First Person with Neal Medlyn

Neal Medlyn, “The Paris Hilton of Performance Art”

I’ve worked in lots of different types of places over the last twelve or so years of making performances. Parks, rented hotel rooms, apartments of mine and others, art galleries, big museums, shitty bars, Wal-Mart parking lots, nightclubs, even downtown institutions “intended” for my kind of work.

I’ve noticed the conversation over the last few years about the contexts or frames that different venues place on or lend to performances. Mostly this conversation seems to be on the hot topic of the aforementioned downtown institutions and what are sometimes described by some downtowners as the swooping, money dripping, carpetbaggers known as Art Museums.
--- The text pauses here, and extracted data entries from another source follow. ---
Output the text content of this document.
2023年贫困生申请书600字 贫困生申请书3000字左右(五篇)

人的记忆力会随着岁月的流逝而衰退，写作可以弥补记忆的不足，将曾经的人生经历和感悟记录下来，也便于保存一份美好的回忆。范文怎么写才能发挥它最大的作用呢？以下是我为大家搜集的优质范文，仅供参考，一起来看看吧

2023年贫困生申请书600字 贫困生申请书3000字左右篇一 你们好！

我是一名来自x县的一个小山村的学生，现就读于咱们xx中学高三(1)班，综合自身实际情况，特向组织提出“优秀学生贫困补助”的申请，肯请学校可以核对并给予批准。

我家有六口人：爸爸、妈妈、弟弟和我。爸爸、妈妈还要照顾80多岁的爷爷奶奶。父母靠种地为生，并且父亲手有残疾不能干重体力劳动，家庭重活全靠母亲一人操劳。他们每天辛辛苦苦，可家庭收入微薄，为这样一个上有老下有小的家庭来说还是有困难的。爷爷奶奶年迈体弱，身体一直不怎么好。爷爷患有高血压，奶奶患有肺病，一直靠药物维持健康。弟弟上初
For me, the politics of that part of the question aren’t so salient. I don’t mind visual artists getting paid whatever they get paid. I would not mind being paid for making what I make, I don’t feel like I make art for a rarified audience, nor would I mind a show at the MoMA. I have always focused almost entirely on making my work and if someone wants to present that work and they are not telling me how to do it or making me alter it, then I welcome all comers.

That said, there is a lot to the context question. Obviously when I did a show in a hotel room it was a big part of what the show was as the setting leant itself so much to an artistic consideration or at least acknowledgment of all the meanings hotels have. I made specific pieces for lots of the weirder places I planned to perform. For my longer, fuller pieces, though, I’ve tried to think of them as their own little worlds, able to be set up, itinerant preacher style, in any setting. There’s context conferred by those places, to be sure. When I did my Beyonce DVD reenactment “The Neal Medlyn Experience Live!” at the New Museum, I was super excited about the idea of doing a Beyonce concert in a big museum. I think Concert Performing is an interesting and great American art.

So being able to do that show and being able to feel like I had succeeded in bringing that form of art, as represented in that show by Beyonce, as accomplished a practitioner and bearer of that history as we have right now, was a big thrill. But it wasn’t the only or even the main context of the show, of course. I did the show in festivals, other museums, and various places and I don’t think the show lost any of its core meaning in those other venues.

A lot of my work in New York, tracing a general progression from paying $125 or so bucks when I could afford it to rent Collective Unconscious to put on shows back in 2001 to being curated into places like Joe’s Pub and the Kitchen now, has been about taking opportunities to make the work I want to make and adapting to those opportunities. For example, when PS122 asked me to do a show, I didn’t say no because the context wasn’t right, I just found a way to make what I wanted in that space. Later, some people were worried that my work, which they felt fit so well in PS122 would not communicate in larger spaces like DTW. In that way the venue had provided a frame for viewing my work in that way: some people felt I was a “small venue” performer, meaning my work communicated better up close. In somewhat the same way, I at some point began being referred to in terms of the downtown dance community even though my work isn’t dance based. I didn’t stop anyone from doing that any more than I turned down work at DTW. These frames or contexts no doubt were the honest opinions of various people and may very well be right, but they weren’t my contexts.

At the end of the day, I want to make things. I’m an opportunist. And I like to think that if I can make a good piece it will succeed. If someone calls it dance, and that frame means something to a viewer, either positively or negatively, I’m loathe to reject that frame. I see it as my job to try to craft something as completely and totally as I can and a large part of that and an integral component of it is knowing that there will be institutional, audience-generated, press-generated, cultural, and other frames and contexts that will be laid on top of what I do and I’m happy with that fact. I can’t and don’t control all those contexts and I mostly focus on controlling the ones that matter to me and leave the others to other people.